Static program analysis is the art of reasoning about the behavior of computer programs without actually running them. This is useful not only in optimizing compilers for producing efficient code but also for automatic error detection and other tools that can help programmers.
This lecture will present essential principles and algorithms for static program analysis, based on material from http://cs.au.dk/~amoeller/spa/. We take a constraint-based approach where suitable constraint systems conceptually divide analysis into a front-end that generates constraints from program code and a back-end that solves the constraints to produce the analysis results. If time permits, the lecture will be accompanied by theoretical exercises and by practical exercises based on a Scala implementation of the algorithms.

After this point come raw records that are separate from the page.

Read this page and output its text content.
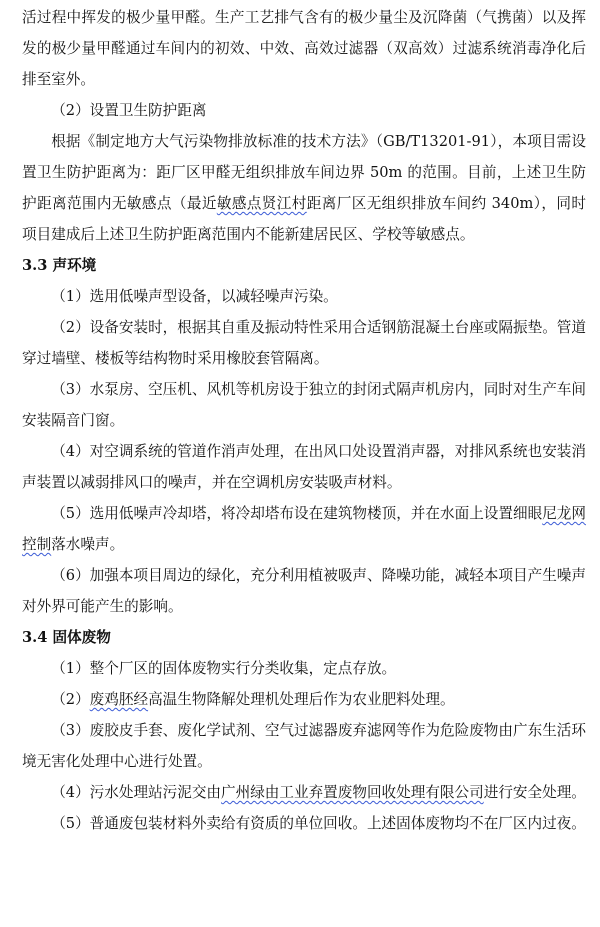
活过程中挥发的极少量甲醛。生产工艺排气含有的极少量尘及沉降菌（气携菌）以及挥发的极少量甲醛通过车间内的初效、中效、高效过滤器（双高效）过滤系统消毒净化后排至室外。

（2）设置卫生防护距离

根据《制定地方大气污染物排放标准的技术方法》（GB/T13201-91），本项目需设置卫生防护距离为：距厂区甲醛无组织排放车间边界 50m 的范围。目前，上述卫生防护距离范围内无敏感点（最近敏感点贤江村距离厂区无组织排放车间约 340m），同时项目建成后上述卫生防护距离范围内不能新建居民区、学校等敏感点。

3.3 声环境

（1）选用低噪声型设备，以减轻噪声污染。

（2）设备安装时，根据其自重及振动特性采用合适钢筋混凝土台座或隔振垫。管道穿过墙壁、楼板等结构物时采用橡胶套管隔离。

（3）水泵房、空压机、风机等机房设于独立的封闭式隔声机房内，同时对生产车间安装隔音门窗。

（4）对空调系统的管道作消声处理，在出风口处设置消声器，对排风系统也安装消声装置以减弱排风口的噪声，并在空调机房安装吸声材料。

（5）选用低噪声冷却塔，将冷却塔布设在建筑物楼顶，并在水面上设置细眼尼龙网控制落水噪声。

（6）加强本项目周边的绿化，充分利用植被吸声、降噪功能，减轻本项目产生噪声对外界可能产生的影响。

3.4 固体废物

（1）整个厂区的固体废物实行分类收集，定点存放。

（2）废鸡胚经高温生物降解处理机处理后作为农业肥料处理。

（3）废胶皮手套、废化学试剂、空气过滤器废弃滤网等作为危险废物由广东生活环境无害化处理中心进行处置。

（4）污水处理站污泥交由广州绿由工业弃置废物回收处理有限公司进行安全处理。

（5）普通废包装材料外卖给有资质的单位回收。上述固体废物均不在厂区内过夜。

The approach to language and compiler design taken by industry can differ greatly from the state of the art documented in academic literature (or even open source). Runtime performance and reusability often take a back seat to scalability, affinity for tooling, and even product marketing. This difference in priorities can result in design or implementation decisions that feel counter-intuitive to the uninitiated, but are necessary for staying ahead of the steep adoption curves we often experience. After years of indoctrinating new hires in this different and scantly documented point of view, I'd like to open up a bit and maybe even open up some new lines of inquiry.
In this lecture I'll be enumerating the differences between the "theory" and "practice" of language development as I've experienced them in my years in industry. In doing so I'll be taking you on a tour of the entire stack - from VMs and back-end code generators, to type checkers, parsers, standard libraries, and IDEs - explaining how approaches may differ from what you'd expect, and how seemingly minor language design decisions can result in massive opportunity costs. Along the way I'll provide plenty of anecdotes about the pleasant surprises and regretable mistakes behind some of today's more popular developer tools, and outline where I think things are going in the decade to come.
DRAM’s dominance may be coming to an end, and sooner than you think. New memory technologies promise increased density, decreased cost and most importantly, an end to volatility, since they do not need power to maintain state. The consequences for the way we program — and on the design of programming languages — will be profound. In this presentation I’ll describe the opportunities and challenges that arise from Non-Volatile RAM, and the plethora of PhD-worthy problems that will need to be solved.